Many investors in Chinese companies learnt this lesson the hard way in recent months. Since early 2020, Chinese regulators have gone after payday loan sharks and lending platforms targeting teens. The Chinese government withdrew support for coal miners and traditional automakers and provided heavy incentives for EV makers and buyers. Beijing has forbidden Moutai drinking at government functions and discouraged managers from coercing subordinates to drink alcohol at corporate functions; the state media have begun to draw attention to China’s abnormally high incidence of liver cirrhosis and the relationship between liquor indulgence and cancer. Regulators have also gone after real estate developers who stockpiled cheap land, often obtained from the government through suspect means, only to restrict housing supply. This technique has generated stratospheric real estate prices; unaffordable home prices have consistently been the number 1 reason for adult unhappiness in China. The government gave a stern warning to 34 consumer tech giants and later fined Alibaba to the tune of 2.8B for anti-competitive business practices. More recently, Beijing gave an ultimatum to “for-profit” cram schools to change their business model in an effort to reduce the unhealthy and expensive test prep culture in China, which has contributed to the country’s high suicide rates and low birth rates.

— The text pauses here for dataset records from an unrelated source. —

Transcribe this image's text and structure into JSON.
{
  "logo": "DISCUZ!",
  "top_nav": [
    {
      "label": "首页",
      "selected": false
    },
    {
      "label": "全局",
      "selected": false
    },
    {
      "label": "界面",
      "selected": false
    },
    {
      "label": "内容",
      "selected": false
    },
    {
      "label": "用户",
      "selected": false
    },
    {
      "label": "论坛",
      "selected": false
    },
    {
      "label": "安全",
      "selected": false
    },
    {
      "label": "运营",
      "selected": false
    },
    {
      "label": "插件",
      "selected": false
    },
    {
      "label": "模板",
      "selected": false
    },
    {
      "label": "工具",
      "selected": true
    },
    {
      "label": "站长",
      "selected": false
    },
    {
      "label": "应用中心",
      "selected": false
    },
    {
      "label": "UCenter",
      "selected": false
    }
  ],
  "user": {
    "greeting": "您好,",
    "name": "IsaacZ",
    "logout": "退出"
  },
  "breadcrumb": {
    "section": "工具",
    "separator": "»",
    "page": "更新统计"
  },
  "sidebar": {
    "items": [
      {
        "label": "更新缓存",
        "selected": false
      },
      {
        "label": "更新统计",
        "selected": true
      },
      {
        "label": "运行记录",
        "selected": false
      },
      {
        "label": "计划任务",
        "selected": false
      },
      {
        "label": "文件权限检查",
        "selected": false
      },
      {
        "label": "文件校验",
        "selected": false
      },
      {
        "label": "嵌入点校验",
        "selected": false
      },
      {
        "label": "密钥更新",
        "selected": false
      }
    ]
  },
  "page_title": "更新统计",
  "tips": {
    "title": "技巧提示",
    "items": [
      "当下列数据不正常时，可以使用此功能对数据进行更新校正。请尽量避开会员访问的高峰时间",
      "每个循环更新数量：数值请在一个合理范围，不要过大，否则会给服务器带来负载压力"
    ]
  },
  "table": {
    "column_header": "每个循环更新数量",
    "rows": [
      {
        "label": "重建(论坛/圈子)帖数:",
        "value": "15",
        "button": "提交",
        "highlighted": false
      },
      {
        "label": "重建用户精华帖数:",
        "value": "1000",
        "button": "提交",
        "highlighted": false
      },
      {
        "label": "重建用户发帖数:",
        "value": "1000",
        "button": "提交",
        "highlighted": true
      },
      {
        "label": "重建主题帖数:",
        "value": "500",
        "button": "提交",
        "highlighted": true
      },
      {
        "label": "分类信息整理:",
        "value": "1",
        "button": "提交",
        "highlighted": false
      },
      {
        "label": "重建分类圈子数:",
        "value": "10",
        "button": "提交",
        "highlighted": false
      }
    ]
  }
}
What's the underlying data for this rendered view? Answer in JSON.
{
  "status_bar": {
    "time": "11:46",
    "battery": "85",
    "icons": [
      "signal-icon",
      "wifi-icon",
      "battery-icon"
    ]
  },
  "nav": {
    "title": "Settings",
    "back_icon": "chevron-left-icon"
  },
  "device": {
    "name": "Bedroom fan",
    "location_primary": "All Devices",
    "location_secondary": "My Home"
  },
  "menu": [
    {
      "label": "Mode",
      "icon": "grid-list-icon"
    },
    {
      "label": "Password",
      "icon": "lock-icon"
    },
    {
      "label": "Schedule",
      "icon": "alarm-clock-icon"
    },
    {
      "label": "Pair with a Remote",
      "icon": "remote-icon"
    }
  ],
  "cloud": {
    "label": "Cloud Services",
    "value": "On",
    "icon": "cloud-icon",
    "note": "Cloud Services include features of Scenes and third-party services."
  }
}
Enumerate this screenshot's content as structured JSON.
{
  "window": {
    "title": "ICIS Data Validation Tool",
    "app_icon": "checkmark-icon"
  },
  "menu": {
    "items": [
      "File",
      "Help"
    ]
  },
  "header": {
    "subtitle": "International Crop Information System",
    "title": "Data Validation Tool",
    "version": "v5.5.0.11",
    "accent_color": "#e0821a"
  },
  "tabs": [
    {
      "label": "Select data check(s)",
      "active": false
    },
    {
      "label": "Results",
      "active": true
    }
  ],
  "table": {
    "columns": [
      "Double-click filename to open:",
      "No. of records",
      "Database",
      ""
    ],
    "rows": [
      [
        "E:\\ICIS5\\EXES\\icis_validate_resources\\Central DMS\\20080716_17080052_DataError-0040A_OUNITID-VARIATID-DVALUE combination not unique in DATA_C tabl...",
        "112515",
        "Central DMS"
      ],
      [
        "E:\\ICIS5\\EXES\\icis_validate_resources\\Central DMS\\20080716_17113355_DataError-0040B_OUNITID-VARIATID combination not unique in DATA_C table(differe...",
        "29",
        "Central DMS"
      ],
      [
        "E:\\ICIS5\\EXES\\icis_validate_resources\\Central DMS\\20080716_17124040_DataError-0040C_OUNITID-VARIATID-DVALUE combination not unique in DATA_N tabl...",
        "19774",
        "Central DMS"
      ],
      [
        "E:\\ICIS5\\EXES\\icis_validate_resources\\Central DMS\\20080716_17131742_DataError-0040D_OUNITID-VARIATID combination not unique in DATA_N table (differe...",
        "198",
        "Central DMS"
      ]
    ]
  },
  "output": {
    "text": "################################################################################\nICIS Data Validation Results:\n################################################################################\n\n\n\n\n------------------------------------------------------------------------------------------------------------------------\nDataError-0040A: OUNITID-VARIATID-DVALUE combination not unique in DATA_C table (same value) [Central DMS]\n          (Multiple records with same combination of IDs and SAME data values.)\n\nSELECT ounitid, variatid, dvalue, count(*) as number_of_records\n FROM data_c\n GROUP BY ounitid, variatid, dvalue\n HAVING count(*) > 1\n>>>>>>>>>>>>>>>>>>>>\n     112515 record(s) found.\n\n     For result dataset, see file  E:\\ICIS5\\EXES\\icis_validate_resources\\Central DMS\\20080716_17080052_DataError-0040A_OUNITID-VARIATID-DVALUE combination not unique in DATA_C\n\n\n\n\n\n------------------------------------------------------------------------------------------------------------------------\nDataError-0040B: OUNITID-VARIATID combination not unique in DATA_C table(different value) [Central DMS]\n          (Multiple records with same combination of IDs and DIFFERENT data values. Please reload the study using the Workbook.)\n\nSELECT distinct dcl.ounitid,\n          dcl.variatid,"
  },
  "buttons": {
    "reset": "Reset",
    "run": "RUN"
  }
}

And just this past week, the state has begun warning consumers about the ill-effect of mobile games designed to create opium-like addiction in teens.
The savvy China ESG investors are already well-aware of the costs borne by average Chinese citizens and how these costs are unfairly imposed by the country’s profit-maximizing industries and businesses. They likely have limited their exposure to these types of businesses, thereby avoiding the plummeting value of these firms in the wake of regulatory action over the past 18 months. And as a result, they would have earned superior alpha.
But for western-centric ESG investors, getting ESG “right” in China often remains a mystery. The social problems that create pain for the Chinese people are often not the ones that Westerners care about. Insofar that Western-centric ESG seeks to improve outcomes that don’t line up with the pain points of the Chinese people, we are unlikely to observe improvements. This is because the visible hand of the regulator does not serve foreigners’ perception of what’s important. Instead, it serves the concerns of the local people.
This observation will be important to global ESG investors from both a risk/return perspective and a philosophical perspective. On the risk/return side, focusing on avoiding low ESG companies according to the local identification of ESG issues is significantly more likely to help investors avoid policy black swans as regulators deal with local social issues.
On the philosophical side, ESG investors have a more interesting question to ask themselves: Is ESG investing about divesting from companies that violate Western values, or is it about divesting from companies that cause the greatest harm to the local population and society? Investors may find these two are rarely the same.